Computer Science Homework Help

BU Machine Learning Dataset Worksheet

 

Aim

The purpose of assignment 4 is to apply descriptive analysis to compare two or more groups with the dataset your group preprocessed in assignment 3. This assignment is related to the term project. By combining assignments 2, 3, and 4, you should be able to set up research questions and answer those questions. Please note that this assignment should be group work. Basically, you are expected to 1. to select two or more groups (e.g., taking aspirin vs. not taking aspirin), 2. determine the type of variables (categorical vs. numerical), 3. select appropriate statistical tests (e.g., Chi-squared test, Fisher’s exact test, Student’s t-test, One-way ANOVA, Mann–Whitney test, Kruskal–Wallis test, and so on), 4. apply the tests you selected in step 3. More details will be explained below.

Dataset

You need to use a dataset you created for assignment 3. It should be noted that groups to compare can be created only from categorical variables such as “RACETHNX”. If your dataset only includes numerical variables, you may need to include a new variable. Modifying your previous notebook and creating a new dataset that is different from your previous submission is totally fine. Data analysis is an iterative process. 

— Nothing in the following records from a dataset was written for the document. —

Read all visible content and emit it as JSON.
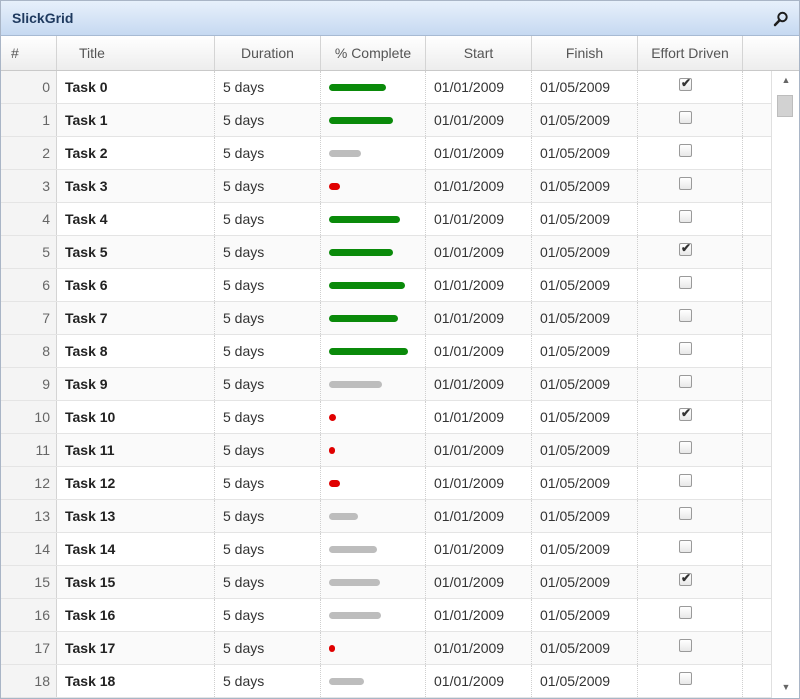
{
  "titlebar": {
    "title": "SlickGrid",
    "search_icon": "search-icon"
  },
  "columns": [
    "#",
    "Title",
    "Duration",
    "% Complete",
    "Start",
    "Finish",
    "Effort Driven"
  ],
  "colors": {
    "high": "#0a8a0a",
    "mid": "#bdbdbd",
    "low": "#e00000"
  },
  "rows": [
    {
      "id": "0",
      "title": "Task 0",
      "duration": "5 days",
      "percent": 62,
      "status": "high",
      "start": "01/01/2009",
      "finish": "01/05/2009",
      "effort": true
    },
    {
      "id": "1",
      "title": "Task 1",
      "duration": "5 days",
      "percent": 70,
      "status": "high",
      "start": "01/01/2009",
      "finish": "01/05/2009",
      "effort": false
    },
    {
      "id": "2",
      "title": "Task 2",
      "duration": "5 days",
      "percent": 35,
      "status": "mid",
      "start": "01/01/2009",
      "finish": "01/05/2009",
      "effort": false
    },
    {
      "id": "3",
      "title": "Task 3",
      "duration": "5 days",
      "percent": 12,
      "status": "low",
      "start": "01/01/2009",
      "finish": "01/05/2009",
      "effort": false
    },
    {
      "id": "4",
      "title": "Task 4",
      "duration": "5 days",
      "percent": 77,
      "status": "high",
      "start": "01/01/2009",
      "finish": "01/05/2009",
      "effort": false
    },
    {
      "id": "5",
      "title": "Task 5",
      "duration": "5 days",
      "percent": 70,
      "status": "high",
      "start": "01/01/2009",
      "finish": "01/05/2009",
      "effort": true
    },
    {
      "id": "6",
      "title": "Task 6",
      "duration": "5 days",
      "percent": 83,
      "status": "high",
      "start": "01/01/2009",
      "finish": "01/05/2009",
      "effort": false
    },
    {
      "id": "7",
      "title": "Task 7",
      "duration": "5 days",
      "percent": 75,
      "status": "high",
      "start": "01/01/2009",
      "finish": "01/05/2009",
      "effort": false
    },
    {
      "id": "8",
      "title": "Task 8",
      "duration": "5 days",
      "percent": 86,
      "status": "high",
      "start": "01/01/2009",
      "finish": "01/05/2009",
      "effort": false
    },
    {
      "id": "9",
      "title": "Task 9",
      "duration": "5 days",
      "percent": 58,
      "status": "mid",
      "start": "01/01/2009",
      "finish": "01/05/2009",
      "effort": false
    },
    {
      "id": "10",
      "title": "Task 10",
      "duration": "5 days",
      "percent": 8,
      "status": "low",
      "start": "01/01/2009",
      "finish": "01/05/2009",
      "effort": true
    },
    {
      "id": "11",
      "title": "Task 11",
      "duration": "5 days",
      "percent": 5,
      "status": "low",
      "start": "01/01/2009",
      "finish": "01/05/2009",
      "effort": false
    },
    {
      "id": "12",
      "title": "Task 12",
      "duration": "5 days",
      "percent": 12,
      "status": "low",
      "start": "01/01/2009",
      "finish": "01/05/2009",
      "effort": false
    },
    {
      "id": "13",
      "title": "Task 13",
      "duration": "5 days",
      "percent": 32,
      "status": "mid",
      "start": "01/01/2009",
      "finish": "01/05/2009",
      "effort": false
    },
    {
      "id": "14",
      "title": "Task 14",
      "duration": "5 days",
      "percent": 52,
      "status": "mid",
      "start": "01/01/2009",
      "finish": "01/05/2009",
      "effort": false
    },
    {
      "id": "15",
      "title": "Task 15",
      "duration": "5 days",
      "percent": 55,
      "status": "mid",
      "start": "01/01/2009",
      "finish": "01/05/2009",
      "effort": true
    },
    {
      "id": "16",
      "title": "Task 16",
      "duration": "5 days",
      "percent": 57,
      "status": "mid",
      "start": "01/01/2009",
      "finish": "01/05/2009",
      "effort": false
    },
    {
      "id": "17",
      "title": "Task 17",
      "duration": "5 days",
      "percent": 7,
      "status": "low",
      "start": "01/01/2009",
      "finish": "01/05/2009",
      "effort": false
    },
    {
      "id": "18",
      "title": "Task 18",
      "duration": "5 days",
      "percent": 38,
      "status": "mid",
      "start": "01/01/2009",
      "finish": "01/05/2009",
      "effort": false
    }
  ]
}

What to Do for the Assignment 4

  1. Do practice with the week 12 and 13 example codes.
  2. Find a categorical independent variable that can be influential on your dependent variable.
    • Create groups from this categorical variable (refer to week 12 example code).
  3. Determine the type of independent variable (categorical vs. numerical).
    • Please carefully look at the coding book to make sure your decision is correct.
  4. Based on step 3, select one of the  appropriate tests you can apply (e.g., Chi-squared test, Fisher’s exact test, Student’s t-test, One-way ANOVA, Mann–Whitney test, Kruskal–Wallis test, and so on)
    • Please provide the rationale of your choice.
    • If your dependent variable is a numerical variable, you need to examine the normality of data distribution.
    • If your dependent variable is a categorical variable, you need to examine null transactions.
  5. Apply the test you selected in step 4.
    • Please present the test statistics (e.g., chi-statistics, t-statistics, and p-value) and interpret the results accordingly.
    • You may find that there is no difference between groups. That’s totally fine for assignment 4. You just need to properly select a test and interpret the result. In the project, you should iterate this process until you find clinically or socioeconomically meaningful variable(s).

How to write

For the assignment 4, I will not put constraints on the format. However, you need to clearly explain what you have done for descriptive analysis in high-level. Also, please provide rationale for your decision and supporting evidence (e.g., test statistics) (refer to What to Do for the Assignment 4). Up to this part, you can write the report in a MS word file. You also need to submit your Jupyter notebook you used and the data file (csv).